The dogs — a 1-year-old Labrador-boxer mix, a 1-year-old Staffordshire terrier mix, a 9-month-old German Shepherd mix and a 5-month-old potential pit bull mix — are still under quarantine at the Beaufort County Animal Control facility, and staff met with the dogs’ owner Tuesday morning to determine next steps.
UPS driver Ronald Robinson and two neighbors on South Wedgewood Drive in Washington were brutally attacked by the dogs a week ago, suffering severe lacerations, and in one case, needing plastic surgery to correct facial injuries. The dogs’ owner was not home at the time of the attack.

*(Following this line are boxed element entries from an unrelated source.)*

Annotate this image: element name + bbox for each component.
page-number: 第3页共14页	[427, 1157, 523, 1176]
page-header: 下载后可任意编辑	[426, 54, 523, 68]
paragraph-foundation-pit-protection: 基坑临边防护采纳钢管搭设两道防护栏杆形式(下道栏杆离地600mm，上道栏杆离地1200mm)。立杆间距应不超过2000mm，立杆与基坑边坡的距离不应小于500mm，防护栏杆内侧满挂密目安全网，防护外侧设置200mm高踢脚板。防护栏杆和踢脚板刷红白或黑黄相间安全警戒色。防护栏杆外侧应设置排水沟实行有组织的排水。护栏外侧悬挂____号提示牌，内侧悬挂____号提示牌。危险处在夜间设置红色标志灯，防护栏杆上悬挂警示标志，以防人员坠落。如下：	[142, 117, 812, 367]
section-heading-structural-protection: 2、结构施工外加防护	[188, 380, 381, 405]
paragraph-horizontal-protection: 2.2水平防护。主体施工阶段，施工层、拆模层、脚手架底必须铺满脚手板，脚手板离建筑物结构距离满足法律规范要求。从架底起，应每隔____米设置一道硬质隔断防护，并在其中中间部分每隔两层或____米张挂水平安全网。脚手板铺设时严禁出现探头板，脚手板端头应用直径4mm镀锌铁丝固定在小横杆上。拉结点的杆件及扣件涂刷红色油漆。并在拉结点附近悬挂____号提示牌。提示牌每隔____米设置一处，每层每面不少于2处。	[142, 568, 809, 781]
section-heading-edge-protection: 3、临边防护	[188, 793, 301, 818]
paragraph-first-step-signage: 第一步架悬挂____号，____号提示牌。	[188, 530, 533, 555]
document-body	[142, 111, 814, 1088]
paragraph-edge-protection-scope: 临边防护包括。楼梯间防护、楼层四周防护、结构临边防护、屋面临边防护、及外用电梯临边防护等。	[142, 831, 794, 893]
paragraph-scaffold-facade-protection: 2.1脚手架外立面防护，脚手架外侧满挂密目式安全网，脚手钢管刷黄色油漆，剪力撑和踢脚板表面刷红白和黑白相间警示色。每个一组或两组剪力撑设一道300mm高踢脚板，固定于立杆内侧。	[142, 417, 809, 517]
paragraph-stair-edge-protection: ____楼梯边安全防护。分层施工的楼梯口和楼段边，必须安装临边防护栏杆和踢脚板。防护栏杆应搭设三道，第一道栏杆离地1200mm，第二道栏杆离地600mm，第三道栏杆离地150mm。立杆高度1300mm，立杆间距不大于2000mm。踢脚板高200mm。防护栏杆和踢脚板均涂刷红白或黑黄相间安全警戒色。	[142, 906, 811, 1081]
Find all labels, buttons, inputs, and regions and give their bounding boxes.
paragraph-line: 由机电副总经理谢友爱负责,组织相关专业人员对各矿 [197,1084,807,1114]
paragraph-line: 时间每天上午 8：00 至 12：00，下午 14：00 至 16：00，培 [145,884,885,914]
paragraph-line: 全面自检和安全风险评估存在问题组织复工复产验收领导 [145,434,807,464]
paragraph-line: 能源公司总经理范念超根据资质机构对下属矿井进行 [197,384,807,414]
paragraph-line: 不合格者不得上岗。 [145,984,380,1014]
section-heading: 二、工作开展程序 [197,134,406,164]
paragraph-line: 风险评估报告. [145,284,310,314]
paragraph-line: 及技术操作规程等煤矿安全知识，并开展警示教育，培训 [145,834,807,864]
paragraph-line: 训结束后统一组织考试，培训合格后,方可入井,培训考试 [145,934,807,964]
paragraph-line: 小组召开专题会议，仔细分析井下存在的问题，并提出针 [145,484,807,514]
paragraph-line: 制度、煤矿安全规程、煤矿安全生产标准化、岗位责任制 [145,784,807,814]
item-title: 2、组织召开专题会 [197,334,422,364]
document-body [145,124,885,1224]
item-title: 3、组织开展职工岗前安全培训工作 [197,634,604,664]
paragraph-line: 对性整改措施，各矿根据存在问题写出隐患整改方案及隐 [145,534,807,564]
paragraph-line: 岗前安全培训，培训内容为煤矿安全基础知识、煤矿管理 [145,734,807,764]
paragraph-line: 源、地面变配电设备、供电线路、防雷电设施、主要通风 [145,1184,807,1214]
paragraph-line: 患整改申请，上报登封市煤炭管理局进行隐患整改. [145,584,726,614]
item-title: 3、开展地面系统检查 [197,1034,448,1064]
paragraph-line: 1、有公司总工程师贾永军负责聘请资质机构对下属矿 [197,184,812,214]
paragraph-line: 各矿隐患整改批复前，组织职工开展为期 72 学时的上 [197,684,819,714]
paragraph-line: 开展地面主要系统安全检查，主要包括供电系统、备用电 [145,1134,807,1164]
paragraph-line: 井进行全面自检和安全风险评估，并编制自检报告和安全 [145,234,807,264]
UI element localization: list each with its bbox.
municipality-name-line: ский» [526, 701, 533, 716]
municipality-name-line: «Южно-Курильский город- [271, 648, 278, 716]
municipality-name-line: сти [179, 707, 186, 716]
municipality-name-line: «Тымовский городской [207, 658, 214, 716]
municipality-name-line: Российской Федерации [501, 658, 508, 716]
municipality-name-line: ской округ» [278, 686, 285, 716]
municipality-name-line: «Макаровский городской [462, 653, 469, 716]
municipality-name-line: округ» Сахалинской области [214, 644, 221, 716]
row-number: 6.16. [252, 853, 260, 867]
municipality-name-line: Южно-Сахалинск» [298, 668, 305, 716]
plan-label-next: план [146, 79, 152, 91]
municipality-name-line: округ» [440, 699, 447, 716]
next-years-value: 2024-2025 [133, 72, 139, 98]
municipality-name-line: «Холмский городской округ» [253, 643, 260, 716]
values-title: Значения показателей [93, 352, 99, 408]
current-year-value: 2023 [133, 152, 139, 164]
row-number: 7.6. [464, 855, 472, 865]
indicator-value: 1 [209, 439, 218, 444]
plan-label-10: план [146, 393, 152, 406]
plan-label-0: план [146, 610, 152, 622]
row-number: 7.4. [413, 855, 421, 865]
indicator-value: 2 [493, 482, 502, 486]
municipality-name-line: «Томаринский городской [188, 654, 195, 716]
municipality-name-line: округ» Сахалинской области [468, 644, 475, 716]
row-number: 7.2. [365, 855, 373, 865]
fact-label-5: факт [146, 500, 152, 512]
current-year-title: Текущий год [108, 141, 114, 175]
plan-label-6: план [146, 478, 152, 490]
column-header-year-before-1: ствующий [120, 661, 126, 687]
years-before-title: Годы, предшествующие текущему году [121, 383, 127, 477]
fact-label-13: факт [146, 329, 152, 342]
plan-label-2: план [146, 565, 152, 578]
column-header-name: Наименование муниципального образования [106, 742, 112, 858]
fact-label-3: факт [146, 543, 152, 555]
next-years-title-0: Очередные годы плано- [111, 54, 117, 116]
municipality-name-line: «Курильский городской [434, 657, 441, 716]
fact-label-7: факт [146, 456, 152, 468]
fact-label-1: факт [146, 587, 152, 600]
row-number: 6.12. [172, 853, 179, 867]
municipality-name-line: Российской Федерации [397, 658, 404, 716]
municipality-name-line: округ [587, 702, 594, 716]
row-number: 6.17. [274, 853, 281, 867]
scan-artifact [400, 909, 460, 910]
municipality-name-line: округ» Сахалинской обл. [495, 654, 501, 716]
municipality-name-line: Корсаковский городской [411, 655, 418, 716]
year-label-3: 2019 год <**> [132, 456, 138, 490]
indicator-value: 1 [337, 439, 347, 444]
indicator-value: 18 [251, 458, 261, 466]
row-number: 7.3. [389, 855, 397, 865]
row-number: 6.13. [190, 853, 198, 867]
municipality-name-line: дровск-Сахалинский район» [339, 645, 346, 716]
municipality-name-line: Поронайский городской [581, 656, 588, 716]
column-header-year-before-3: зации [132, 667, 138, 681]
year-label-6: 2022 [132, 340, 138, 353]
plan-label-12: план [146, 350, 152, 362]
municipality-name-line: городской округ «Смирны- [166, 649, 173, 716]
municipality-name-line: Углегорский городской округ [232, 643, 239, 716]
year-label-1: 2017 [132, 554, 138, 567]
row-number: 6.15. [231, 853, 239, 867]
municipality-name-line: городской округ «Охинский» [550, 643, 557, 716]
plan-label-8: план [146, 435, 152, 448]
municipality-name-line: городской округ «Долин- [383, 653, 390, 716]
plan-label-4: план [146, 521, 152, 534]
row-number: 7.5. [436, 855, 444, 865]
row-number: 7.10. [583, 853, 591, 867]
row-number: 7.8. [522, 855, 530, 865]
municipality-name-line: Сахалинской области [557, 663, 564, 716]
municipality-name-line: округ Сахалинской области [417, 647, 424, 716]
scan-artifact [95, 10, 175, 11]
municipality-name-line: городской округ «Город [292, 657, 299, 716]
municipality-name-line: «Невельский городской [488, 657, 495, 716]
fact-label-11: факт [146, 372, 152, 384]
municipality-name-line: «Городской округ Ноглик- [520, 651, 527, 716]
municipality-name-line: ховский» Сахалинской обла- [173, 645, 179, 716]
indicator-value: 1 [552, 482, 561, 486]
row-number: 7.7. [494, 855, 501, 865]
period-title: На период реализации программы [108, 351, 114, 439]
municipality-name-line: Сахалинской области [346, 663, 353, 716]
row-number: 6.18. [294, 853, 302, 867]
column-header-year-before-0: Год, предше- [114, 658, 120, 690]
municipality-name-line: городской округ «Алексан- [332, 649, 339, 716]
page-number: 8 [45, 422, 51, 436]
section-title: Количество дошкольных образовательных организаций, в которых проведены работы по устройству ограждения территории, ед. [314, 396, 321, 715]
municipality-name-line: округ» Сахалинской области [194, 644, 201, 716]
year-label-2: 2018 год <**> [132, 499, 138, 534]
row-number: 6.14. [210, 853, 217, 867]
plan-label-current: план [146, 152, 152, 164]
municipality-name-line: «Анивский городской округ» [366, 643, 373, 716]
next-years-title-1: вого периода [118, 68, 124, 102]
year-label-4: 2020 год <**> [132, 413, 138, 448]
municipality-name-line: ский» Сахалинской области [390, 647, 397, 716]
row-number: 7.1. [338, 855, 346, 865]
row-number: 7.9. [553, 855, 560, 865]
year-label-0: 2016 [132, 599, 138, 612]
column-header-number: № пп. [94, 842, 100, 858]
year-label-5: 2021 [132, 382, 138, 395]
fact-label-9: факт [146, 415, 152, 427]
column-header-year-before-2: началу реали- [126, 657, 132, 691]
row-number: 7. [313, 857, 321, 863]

Billy Lassiter, animal control director, said the owner is looking to appeal the decision deeming the dogs as potentially dangerous on the grounds that the victims were on his property when the attack happened.
“I think that’s the angle he’s trying to go for,” Lassiter said. “He has until Friday to sign an appeal letter and send that in.”
Once the dogs’ 10-day rabies quarantine ends next week, a “dangerous dog board” will hear both sides of what happened and determine if the dogs are in fact dangerous.
Lassiter said the German Shepherd mix appears to be mild mannered by nature, and he believes the 5-month-old was just following the actions of the older dogs. Despite these observations, it is difficult to separate the dangerous from the not so dangerous in a multiple-dog attack, he said.
Lassiter said if the board deems the dogs as dangerous, the owner is then required to keep them in an escape-proof pen approved by animal control, post warning signs, have them all micro-chipped and report if he decides to move to a new place or if one of the dogs passes away.
“If they’re ever loose, he’s held strictly liable. They’re automatically picked up by animal control,” Lassiter said. “Basically, it’s a prison sentence.”
“I just hate to, you know, rush into it and say all of them are (dangerous), but really it’s not up to us,” he added.
Lassiter said he thinks the overall situation is sad, and the owner has expressed that he may not even want all of the dogs back. If that is the case, he said any of the dogs left at the facility would not be eligible for adoption.
The owner was given a citation for recently expired rabies vaccinations on two of the dogs, according to Lassiter.
All of the victims escaped with serious but non-life-threatening injuries. There is no word on their conditions at this time.